Germany faces deepening industrial crisis as EU energy and trade policies bite

The Financial Times finally said the quiet part out loud: Germany is collapsing — and the EU helped push it off the clif

Berlin — Germany’s industrial engine, once the powerhouse of Europe, is showing signs of severe strain. Steel production has fallen by 12% this year, car output is down by nearly two million units compared with 2017, and major business leaders are warning of a “tipping point” for the country’s manufacturing base.

The slowdown comes amid soaring energy costs, heavy regulatory burdens, and what critics describe as the unintended consequences of European Union climate and sanctions policies. Germany’s economy — long dependent on affordable Russian gas and strong export markets — has struggled to adjust to a new era of expensive energy and geopolitical realignment.

Christian Democratic Union (CDU) leader Friedrich Merz recently called for a €500 billion industrial rescue plan to stabilize key sectors. But many economists note that the policies driving the current crisis — sanctions on Russian energy, ambitious green transition targets, and complex EU compliance rules — were supported by mainstream German parties, including Merz’s own.

“Industry is being squeezed between energy costs, regulation, and a lack of investment incentives,” said a senior executive at one of Germany’s largest steel producers. “We’re losing competitiveness not just to Asia, but to the U.S. as well.”

Across Europe, similar trends are emerging. The EU’s coordinated sanctions regime and rapid shift away from Russian energy supplies have forced Germany — the bloc’s largest economy — to rely on more expensive imports of liquefied natural gas (LNG), while U.S. tariffs continue to weigh on key exports such as machinery and automobiles.

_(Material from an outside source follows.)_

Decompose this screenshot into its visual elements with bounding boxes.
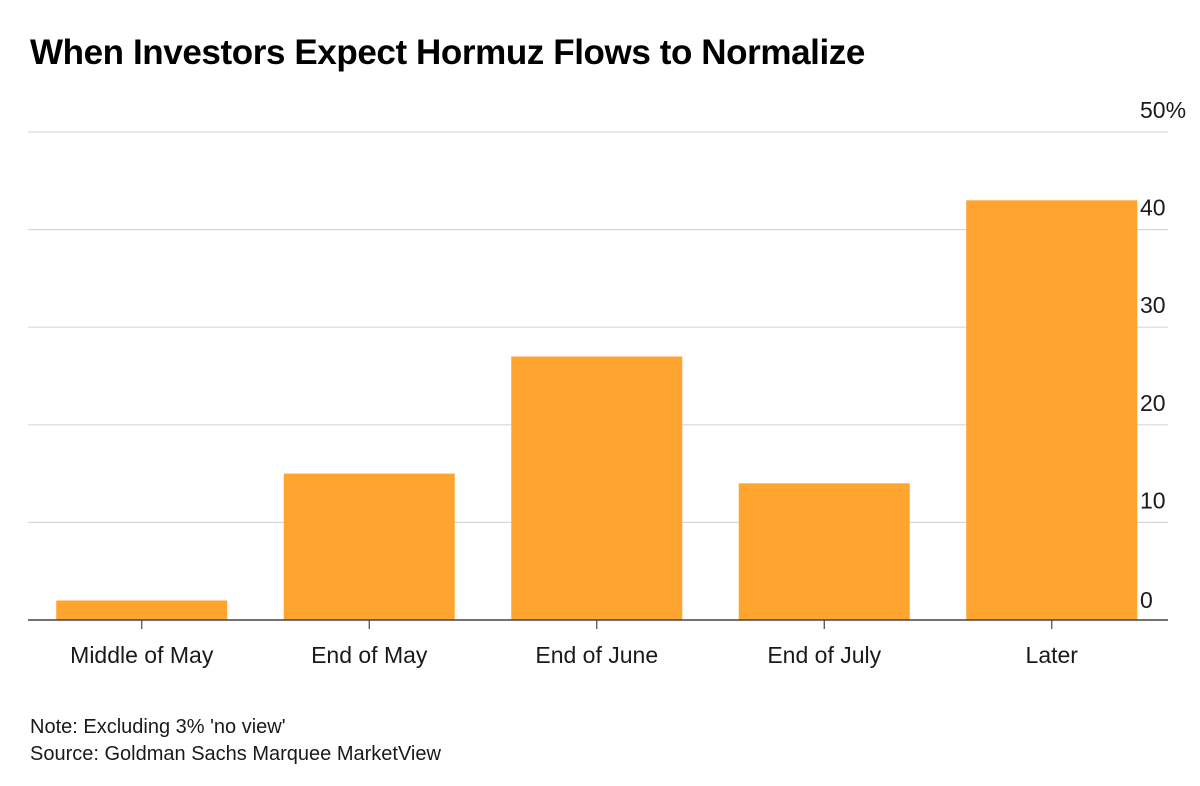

Meanwhile, political discontent is rising. In the industrial heartland of North Rhine–Westphalia, long a CDU stronghold, support for the far-right Alternative für Deutschland (AfD) has surged. Analysts say voter frustration is driven less by ideology than by a sense of economic betrayal — that Berlin and Brussels underestimated the risks of deindustrialization.

“The narrative of the ‘sick man of Europe’ has returned,” said a Berlin-based political scientist. “But this time, it’s not inefficiency or low productivity — it’s structural: energy, trade, and political constraints.”

As policymakers in Brussels push forward with climate and defense initiatives, questions are mounting about how far Europe’s largest economy can stretch before the model that powered the continent for decades begins to break.